How much horsepower you make depends on the size of the turbocharger you go with. However, the more power you want, the more parts of the car will need to be replacement parts you’ll need to strengthen the engine and drivetrain.
In terms of cost, I’ve been quoted roughly $12,000 for a built motor and bigger turbo setup that would be good for a “reliable” 450awhp. Sure, if you do everything yourself, it can be quite a lot cheaper, but it’ll cost you your time. I, however, really only wanted around 380awhp from a 20G turbo setup, and $12,000 just wasn’t worth an extra 70awhp or so.
It can get much worse, though. Once you start ordering entire new engines with all forged parts, the total cost can get as absurd as $60,000-$70,000 and beyond. Some people are crazy, and happen to have that sort of money just laying around, I guess. For that kind of money, the sky is the limit on horsepower, and you’re basically at the level of building a full-on race car. Anything “can” be done with an STi, like any car, but for what price?
Many people use different types of alcohol, commonly methanol, to allow them to push the STi’s boundaries a little further. Basically, alcohol burns a little cooler, thus reducing the risk of knock for cars running around 400awhp on a stock engine. It’s not a bad way to go if you’re really trying to cheat that expensive engine rebuild, but it adds more complexity to the car (ie, it’s just something else to go wrong and have to deal with).
Suspension and Brakes
As stated in the beginning, the STi comes from the factory with incredibly good brakes and a solid suspension.
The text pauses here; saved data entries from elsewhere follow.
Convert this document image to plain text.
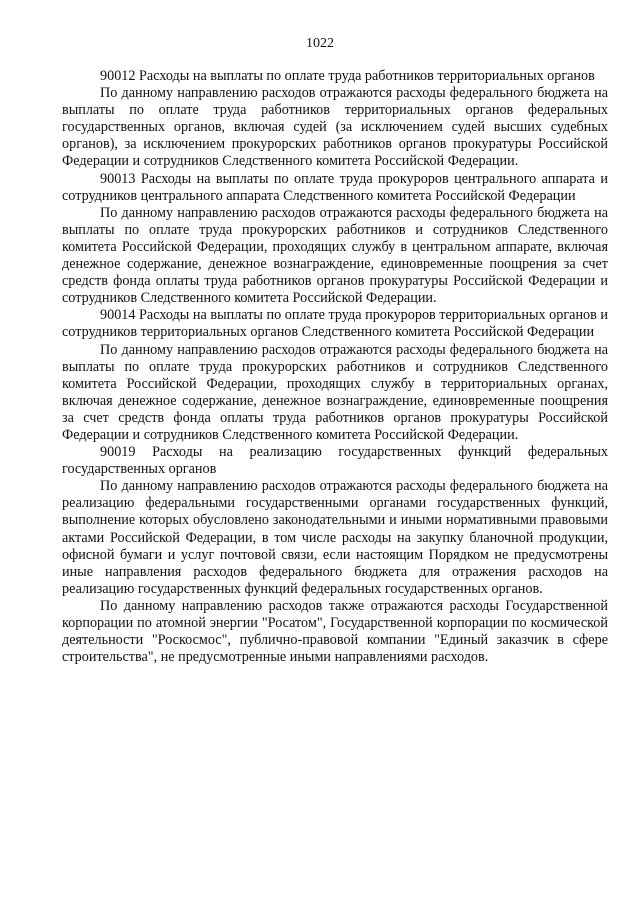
1022

90012 Расходы на выплаты по оплате труда работников территориальных органов

По данному направлению расходов отражаются расходы федерального бюджета на выплаты по оплате труда работников территориальных органов федеральных государственных органов, включая судей (за исключением судей высших судебных органов), за исключением прокурорских работников органов прокуратуры Российской Федерации и сотрудников Следственного комитета Российской Федерации.

90013 Расходы на выплаты по оплате труда прокуроров центрального аппарата и сотрудников центрального аппарата Следственного комитета Российской Федерации

По данному направлению расходов отражаются расходы федерального бюджета на выплаты по оплате труда прокурорских работников и сотрудников Следственного комитета Российской Федерации, проходящих службу в центральном аппарате, включая денежное содержание, денежное вознаграждение, единовременные поощрения за счет средств фонда оплаты труда работников органов прокуратуры Российской Федерации и сотрудников Следственного комитета Российской Федерации.

90014 Расходы на выплаты по оплате труда прокуроров территориальных органов и сотрудников территориальных органов Следственного комитета Российской Федерации

По данному направлению расходов отражаются расходы федерального бюджета на выплаты по оплате труда прокурорских работников и сотрудников Следственного комитета Российской Федерации, проходящих службу в территориальных органах, включая денежное содержание, денежное вознаграждение, единовременные поощрения за счет средств фонда оплаты труда работников органов прокуратуры Российской Федерации и сотрудников Следственного комитета Российской Федерации.

90019 Расходы на реализацию государственных функций федеральных государственных органов

По данному направлению расходов отражаются расходы федерального бюджета на реализацию федеральными государственными органами государственных функций, выполнение которых обусловлено законодательными и иными нормативными правовыми актами Российской Федерации, в том числе расходы на закупку бланочной продукции, офисной бумаги и услуг почтовой связи, если настоящим Порядком не предусмотрены иные направления расходов федерального бюджета для отражения расходов на реализацию государственных функций федеральных государственных органов.

По данному направлению расходов также отражаются расходы Государственной корпорации по атомной энергии "Росатом", Государственной корпорации по космической деятельности "Роскосмос", публично-правовой компании "Единый заказчик в сфере строительства", не предусмотренные иными направлениями расходов.
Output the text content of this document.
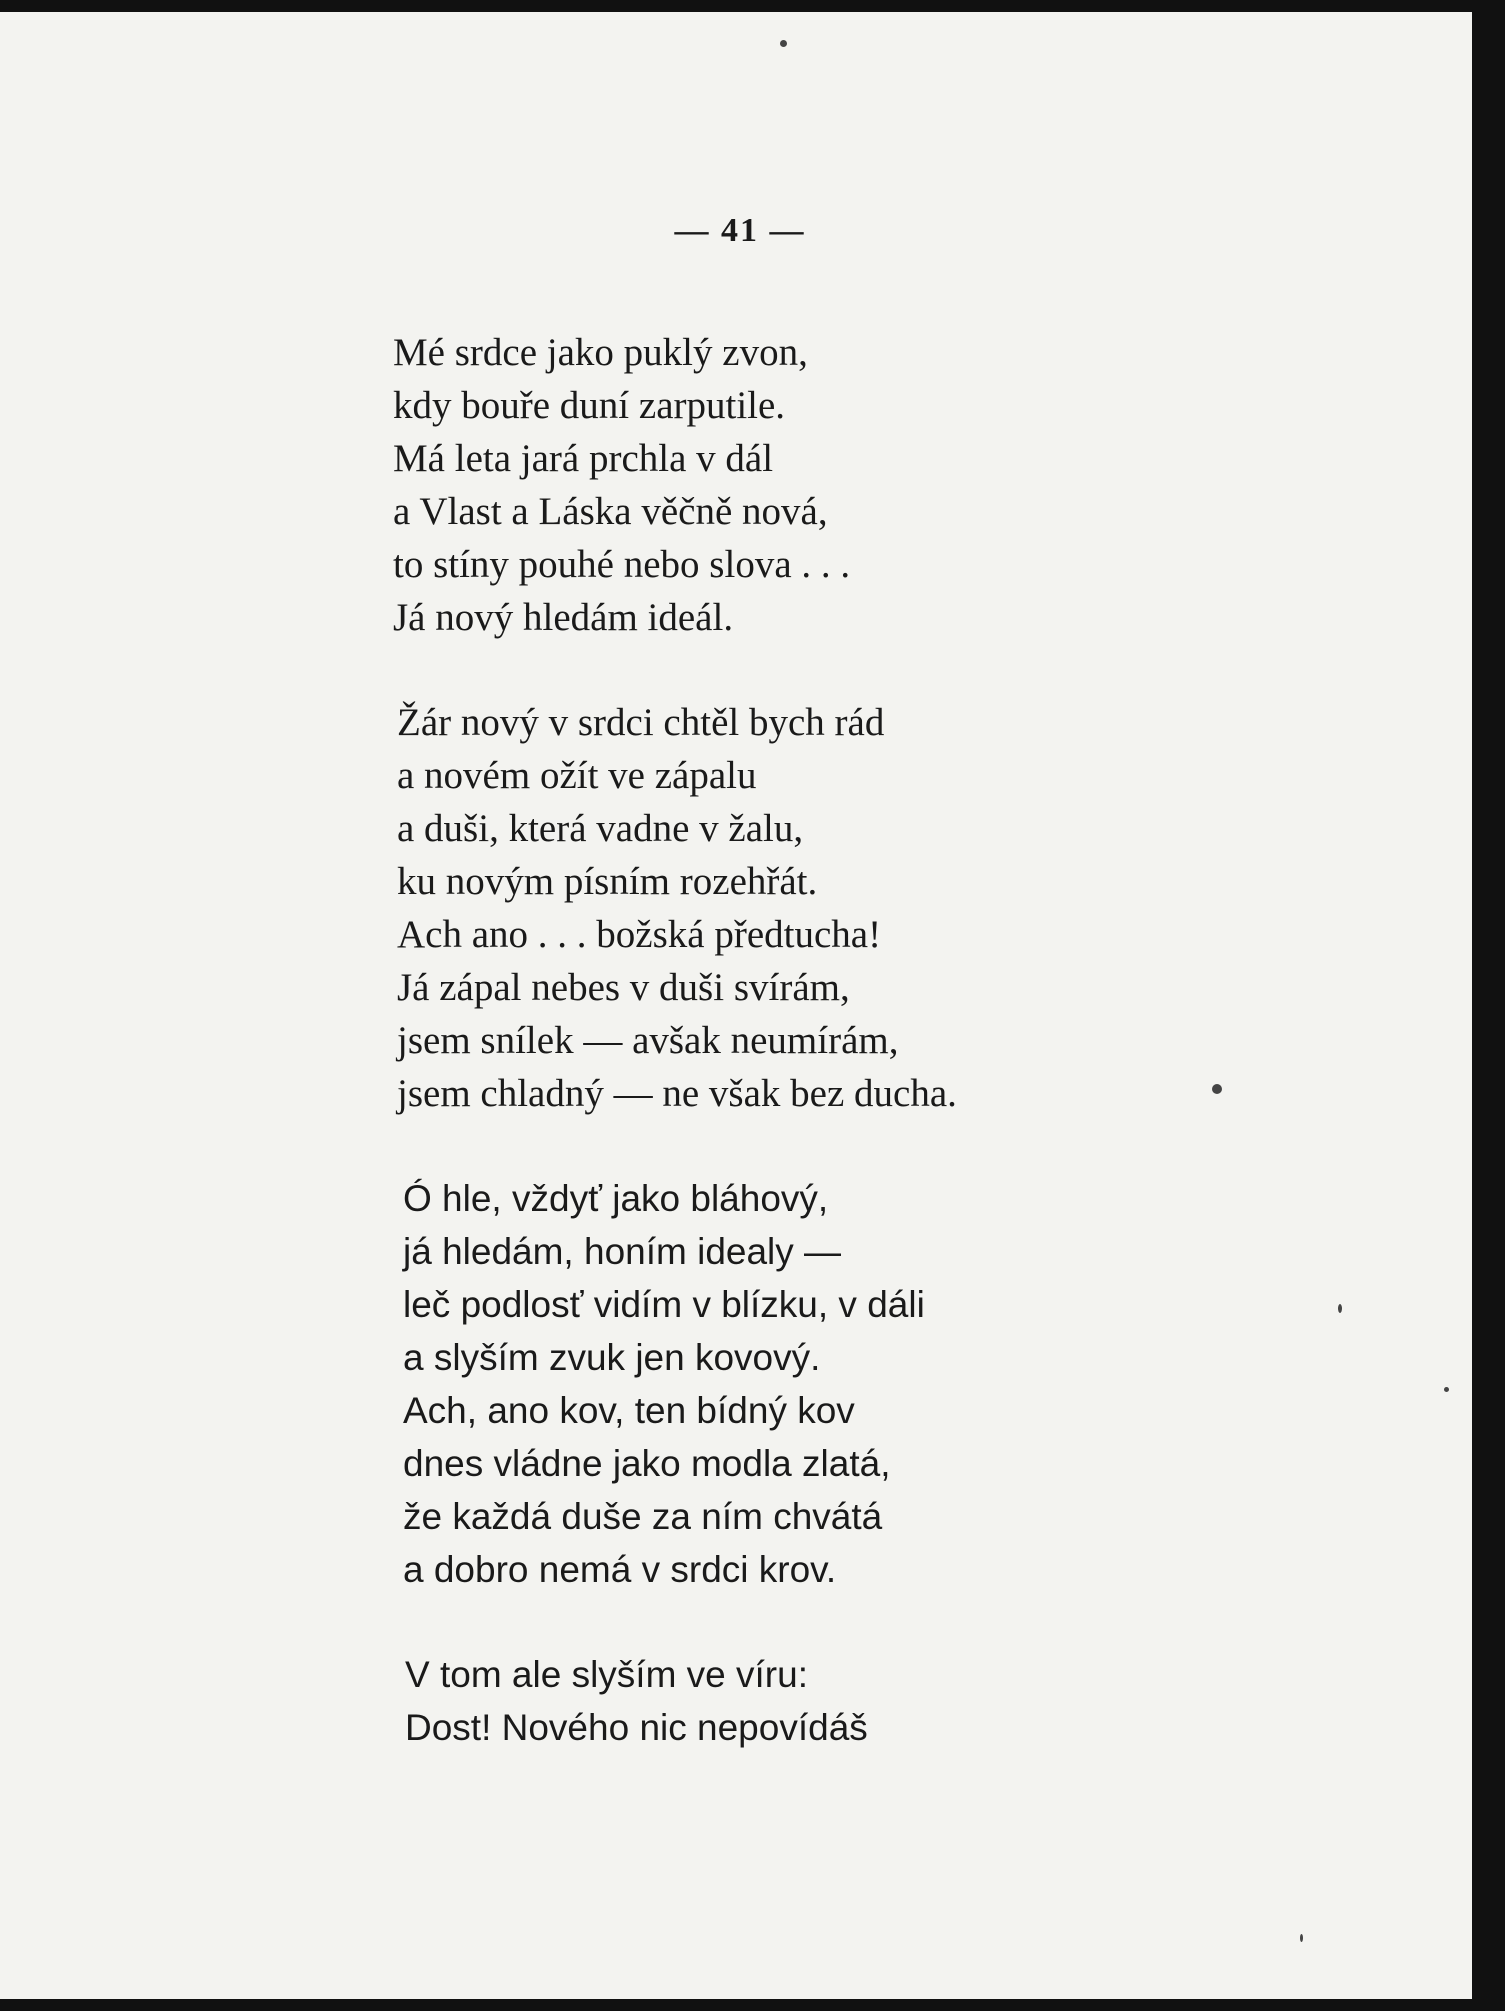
— 41 —
Mé srdce jako puklý zvon,
kdy bouře duní zarputile.
Má leta jará prchla v dál
a Vlast a Láska věčně nová,
to stíny pouhé nebo slova . . .
Já nový hledám ideál.
Žár nový v srdci chtěl bych rád
a novém ožít ve zápalu
a duši, která vadne v žalu,
ku novým písním rozehřát.
Ach ano . . . božská předtucha!
Já zápal nebes v duši svírám,
jsem snílek — avšak neumírám,
jsem chladný — ne však bez ducha.
Ó hle, vždyť jako bláhový,
já hledám, honím idealy —
leč podlosť vidím v blízku, v dáli
a slyším zvuk jen kovový.
Ach, ano kov, ten bídný kov
dnes vládne jako modla zlatá,
že každá duše za ním chvátá
a dobro nemá v srdci krov.
V tom ale slyším ve víru:
Dost! Nového nic nepovídáš
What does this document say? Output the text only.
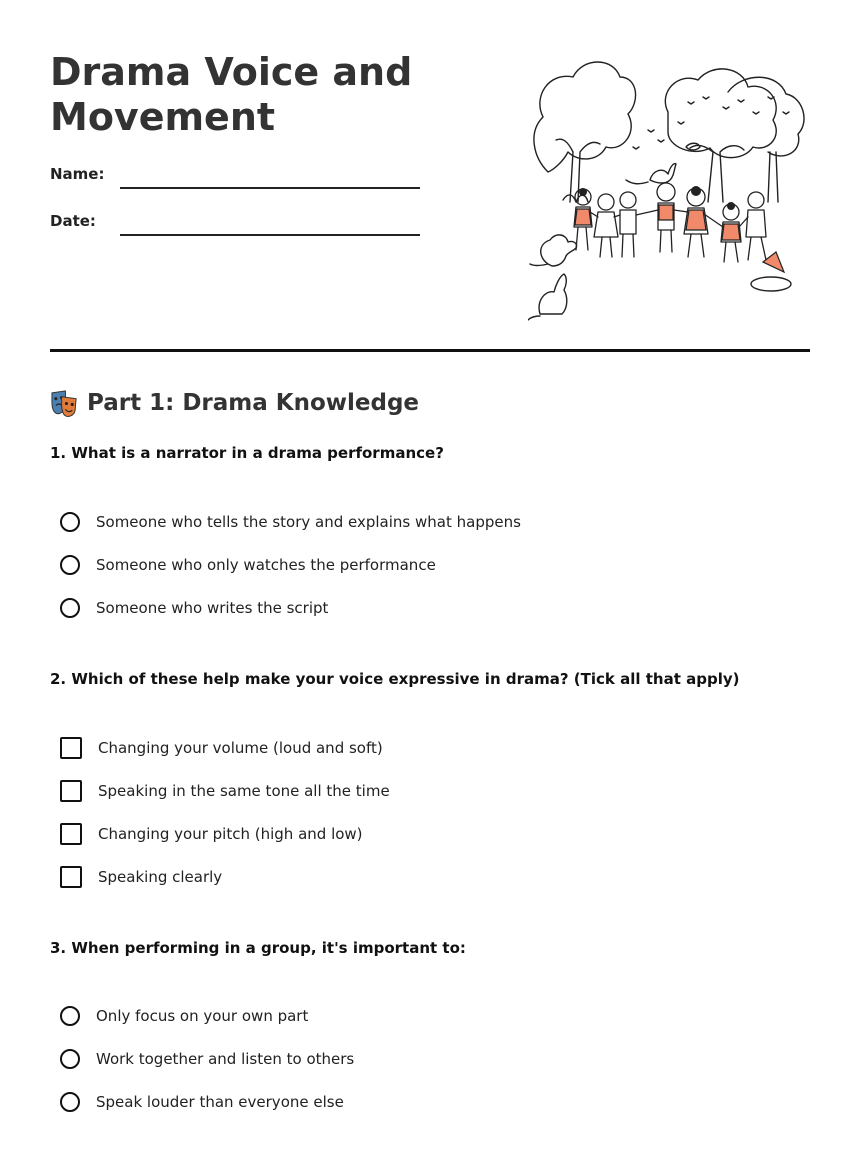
Drama Voice and
Movement
Name:
Date:
Part 1: Drama Knowledge

1. What is a narrator in a drama performance?

Someone who tells the story and explains what happens
Someone who only watches the performance
Someone who writes the script

2. Which of these help make your voice expressive in drama? (Tick all that apply)

Changing your volume (loud and soft)
Speaking in the same tone all the time
Changing your pitch (high and low)
Speaking clearly

3. When performing in a group, it's important to:

Only focus on your own part
Work together and listen to others
Speak louder than everyone else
Modifications to the brakes or suspension really depend entirely on what you do with your car.
My own car, at Stage 2 Plus level, is still on the stock suspension but with thicker sway bars front and rear that are set up to reduce understeer a bit. I use my car on real roads, many of which are rally-stage-like back roads with varying road surfaces. Because of the unpredictable nature of the roads I drive on, I need the suspension travel of the stock suspension to keep the car well-composed when things get iffy at speed.
Now, if I auto crossed my STi or took it to track days on a road course, then a lower, stiffer suspension might benefit me. Conversely, if I did rally cross, then I might want to raise the suspension. It all depends on what you feel will benefit your chosen activities with your car.
As for the brakes, like the suspension, the stock Brembos work pretty well even for a car with modifications like mine. I do have slightly better brake pads, but otherwise my brakes are totally stock. Now, obviously, if you are going to take the STi’s performance to an entirely different level, then you should upgrade the brakes accordingly.
Subaru WRX STis are very solid cars up until a certian point (~350whp). Their sweet spot is right around ~300awhp, where performance is quite thrilling, but reliability is still preserved. It is also pretty cheap and easy to get an STi to the 300awhp level, so it’s accessible for most owners. Doing the basic modifications brings out the Subaru’s full raw character, and is really worthwhile for any owner to do.
More can definitely be gotten from an STi, if you have the wallet, the skills, and the patience to deal with the issues that come up at higher horsepower levels. However, for most people, there are far more cost-effective options out there if a 400whp+ is desired.
So when it comes to modifications, a Subaru STi is a great value until it’s not, and there isn’t much too much middle ground in between.